なぜ、驚いたのだろうか?私なりに想像してみると、これは、宗教と宗教学の違いの問題で、宗教学が宗教にどれだけ迫れるか、という問題でもある。「AI化する宗教学」なら、とてもよくわかる。宗教学は、客観的に研究した結果を文字やデータに残せるものだからだ。たしかに、チベットのお坊さんも経典を覚え理解する必要はあるだろう。宗教的な疑問にもすぐに賢い答えが返ってくるので、利便性を感じることだろうとは思う。一方、宗教は信じること自体に関わるものなので、データ化は難しい。信じることを教えることはできない。うまい教え方の問題ではなく、それは本人の問題である。

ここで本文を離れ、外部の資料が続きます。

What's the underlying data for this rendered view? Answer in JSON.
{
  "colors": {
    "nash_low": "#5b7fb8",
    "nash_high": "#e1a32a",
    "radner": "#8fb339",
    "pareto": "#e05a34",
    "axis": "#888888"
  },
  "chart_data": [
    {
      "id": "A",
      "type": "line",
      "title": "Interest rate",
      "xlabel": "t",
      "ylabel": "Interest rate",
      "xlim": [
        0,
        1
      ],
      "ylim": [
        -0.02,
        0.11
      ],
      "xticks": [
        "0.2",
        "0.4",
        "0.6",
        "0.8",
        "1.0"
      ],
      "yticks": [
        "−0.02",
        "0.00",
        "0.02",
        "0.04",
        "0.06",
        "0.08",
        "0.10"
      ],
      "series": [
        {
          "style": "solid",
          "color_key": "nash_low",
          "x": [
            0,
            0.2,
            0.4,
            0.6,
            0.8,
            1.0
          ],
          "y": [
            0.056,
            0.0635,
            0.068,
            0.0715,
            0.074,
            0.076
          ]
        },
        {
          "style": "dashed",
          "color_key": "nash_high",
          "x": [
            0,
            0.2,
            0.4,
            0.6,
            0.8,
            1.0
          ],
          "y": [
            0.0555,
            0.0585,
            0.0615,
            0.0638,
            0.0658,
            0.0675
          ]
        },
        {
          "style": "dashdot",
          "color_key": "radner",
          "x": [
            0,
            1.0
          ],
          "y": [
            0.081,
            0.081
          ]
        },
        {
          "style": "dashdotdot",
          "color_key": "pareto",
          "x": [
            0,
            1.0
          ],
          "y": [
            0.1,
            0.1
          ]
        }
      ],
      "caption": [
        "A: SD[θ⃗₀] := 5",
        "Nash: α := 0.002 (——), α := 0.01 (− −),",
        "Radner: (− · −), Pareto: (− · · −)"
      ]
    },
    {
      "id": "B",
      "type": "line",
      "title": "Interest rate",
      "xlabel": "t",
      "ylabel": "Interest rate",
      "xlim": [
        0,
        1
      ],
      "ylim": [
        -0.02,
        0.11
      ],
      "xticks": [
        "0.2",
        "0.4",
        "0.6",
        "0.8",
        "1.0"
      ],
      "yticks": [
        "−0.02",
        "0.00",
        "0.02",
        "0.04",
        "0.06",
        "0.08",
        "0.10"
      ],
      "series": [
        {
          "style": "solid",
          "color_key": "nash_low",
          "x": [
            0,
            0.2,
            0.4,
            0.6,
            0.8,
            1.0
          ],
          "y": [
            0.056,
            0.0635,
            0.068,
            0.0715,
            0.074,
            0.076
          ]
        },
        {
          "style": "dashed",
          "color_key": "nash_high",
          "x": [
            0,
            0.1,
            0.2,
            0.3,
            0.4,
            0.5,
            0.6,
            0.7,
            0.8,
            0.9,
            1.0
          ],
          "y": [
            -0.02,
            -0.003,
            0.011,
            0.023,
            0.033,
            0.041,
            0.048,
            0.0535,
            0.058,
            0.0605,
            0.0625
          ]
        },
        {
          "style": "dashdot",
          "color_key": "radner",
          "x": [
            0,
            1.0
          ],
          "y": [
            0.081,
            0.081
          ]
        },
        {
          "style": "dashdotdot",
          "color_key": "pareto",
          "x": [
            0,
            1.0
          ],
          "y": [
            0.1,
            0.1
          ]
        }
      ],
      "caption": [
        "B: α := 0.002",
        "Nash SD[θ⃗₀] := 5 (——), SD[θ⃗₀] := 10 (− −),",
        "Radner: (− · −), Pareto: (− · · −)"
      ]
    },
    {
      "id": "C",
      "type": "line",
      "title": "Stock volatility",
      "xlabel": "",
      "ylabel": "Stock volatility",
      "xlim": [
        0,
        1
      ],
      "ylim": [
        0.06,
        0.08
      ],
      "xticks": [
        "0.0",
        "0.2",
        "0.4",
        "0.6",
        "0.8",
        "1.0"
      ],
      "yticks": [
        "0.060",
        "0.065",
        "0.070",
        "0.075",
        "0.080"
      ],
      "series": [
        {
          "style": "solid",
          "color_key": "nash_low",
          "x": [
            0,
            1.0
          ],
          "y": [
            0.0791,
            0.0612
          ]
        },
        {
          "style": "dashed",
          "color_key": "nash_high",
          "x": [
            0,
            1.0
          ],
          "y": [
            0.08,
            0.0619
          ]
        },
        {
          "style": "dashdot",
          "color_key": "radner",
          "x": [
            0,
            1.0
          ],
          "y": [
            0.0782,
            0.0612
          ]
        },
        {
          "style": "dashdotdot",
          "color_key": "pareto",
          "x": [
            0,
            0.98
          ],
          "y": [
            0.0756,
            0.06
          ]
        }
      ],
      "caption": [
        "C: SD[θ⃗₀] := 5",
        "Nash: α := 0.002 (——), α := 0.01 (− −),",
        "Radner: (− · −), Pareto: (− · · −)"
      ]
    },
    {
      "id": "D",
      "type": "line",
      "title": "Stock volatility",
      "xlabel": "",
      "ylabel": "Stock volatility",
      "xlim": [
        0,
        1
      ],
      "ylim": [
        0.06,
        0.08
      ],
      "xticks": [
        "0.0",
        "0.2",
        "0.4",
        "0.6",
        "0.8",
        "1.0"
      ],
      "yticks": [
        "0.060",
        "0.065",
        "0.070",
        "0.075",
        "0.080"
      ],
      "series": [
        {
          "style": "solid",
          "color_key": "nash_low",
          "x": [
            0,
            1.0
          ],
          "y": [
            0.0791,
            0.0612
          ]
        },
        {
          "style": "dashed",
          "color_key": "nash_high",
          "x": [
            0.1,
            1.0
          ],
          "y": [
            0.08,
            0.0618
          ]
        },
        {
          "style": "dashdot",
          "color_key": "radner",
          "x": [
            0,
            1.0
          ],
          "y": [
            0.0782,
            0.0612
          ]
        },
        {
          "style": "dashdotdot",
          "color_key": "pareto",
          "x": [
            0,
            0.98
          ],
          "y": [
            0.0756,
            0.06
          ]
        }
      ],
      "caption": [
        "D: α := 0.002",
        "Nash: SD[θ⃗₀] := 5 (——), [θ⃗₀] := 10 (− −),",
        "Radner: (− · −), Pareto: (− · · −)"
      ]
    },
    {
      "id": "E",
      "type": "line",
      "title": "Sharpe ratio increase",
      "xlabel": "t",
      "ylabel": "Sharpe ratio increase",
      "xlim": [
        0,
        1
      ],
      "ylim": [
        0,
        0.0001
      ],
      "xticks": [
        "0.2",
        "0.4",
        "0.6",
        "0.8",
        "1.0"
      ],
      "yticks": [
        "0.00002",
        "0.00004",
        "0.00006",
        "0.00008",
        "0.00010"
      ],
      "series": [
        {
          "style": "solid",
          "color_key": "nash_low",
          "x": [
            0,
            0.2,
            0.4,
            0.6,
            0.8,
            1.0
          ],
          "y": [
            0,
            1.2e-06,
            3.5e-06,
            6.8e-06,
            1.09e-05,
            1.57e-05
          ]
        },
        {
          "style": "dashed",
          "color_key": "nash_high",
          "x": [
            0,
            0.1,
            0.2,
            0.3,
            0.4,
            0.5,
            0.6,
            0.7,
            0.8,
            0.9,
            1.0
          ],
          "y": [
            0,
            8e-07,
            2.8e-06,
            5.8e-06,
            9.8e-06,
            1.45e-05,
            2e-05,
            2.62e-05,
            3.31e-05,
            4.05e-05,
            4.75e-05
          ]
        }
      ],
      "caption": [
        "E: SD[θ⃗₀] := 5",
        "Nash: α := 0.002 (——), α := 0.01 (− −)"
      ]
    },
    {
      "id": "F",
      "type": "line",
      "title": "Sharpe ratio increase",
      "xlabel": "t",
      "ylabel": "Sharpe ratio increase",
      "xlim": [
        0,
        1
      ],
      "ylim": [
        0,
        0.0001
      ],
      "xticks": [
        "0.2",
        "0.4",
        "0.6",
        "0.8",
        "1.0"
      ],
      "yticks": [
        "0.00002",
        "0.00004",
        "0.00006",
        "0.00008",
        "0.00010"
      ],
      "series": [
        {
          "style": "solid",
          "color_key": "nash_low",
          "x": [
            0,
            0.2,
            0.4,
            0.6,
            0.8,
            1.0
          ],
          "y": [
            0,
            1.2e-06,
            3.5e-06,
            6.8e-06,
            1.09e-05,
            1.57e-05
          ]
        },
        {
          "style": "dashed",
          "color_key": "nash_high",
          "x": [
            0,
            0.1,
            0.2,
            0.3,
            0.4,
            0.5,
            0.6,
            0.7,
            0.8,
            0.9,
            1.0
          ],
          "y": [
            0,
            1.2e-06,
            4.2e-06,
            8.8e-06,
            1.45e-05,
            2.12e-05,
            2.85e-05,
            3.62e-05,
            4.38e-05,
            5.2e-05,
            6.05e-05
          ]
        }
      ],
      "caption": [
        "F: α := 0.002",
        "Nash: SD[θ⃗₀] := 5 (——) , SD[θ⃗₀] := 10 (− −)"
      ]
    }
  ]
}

宗教学には、教義や経典の研究から哲学や形而上学、実存主義や倫理学、脳神経科学、文化人類学的アプローチなどが考えられる。
一方で、宗教は“聖なる何か”、“祈り”、“魂”などに結び付くもので、これらを客観的に分析することはできない類のものだ。たとえ、それらをAIが巧みに説明し、言葉化しても、それはあくまで文字データ以上のものではない。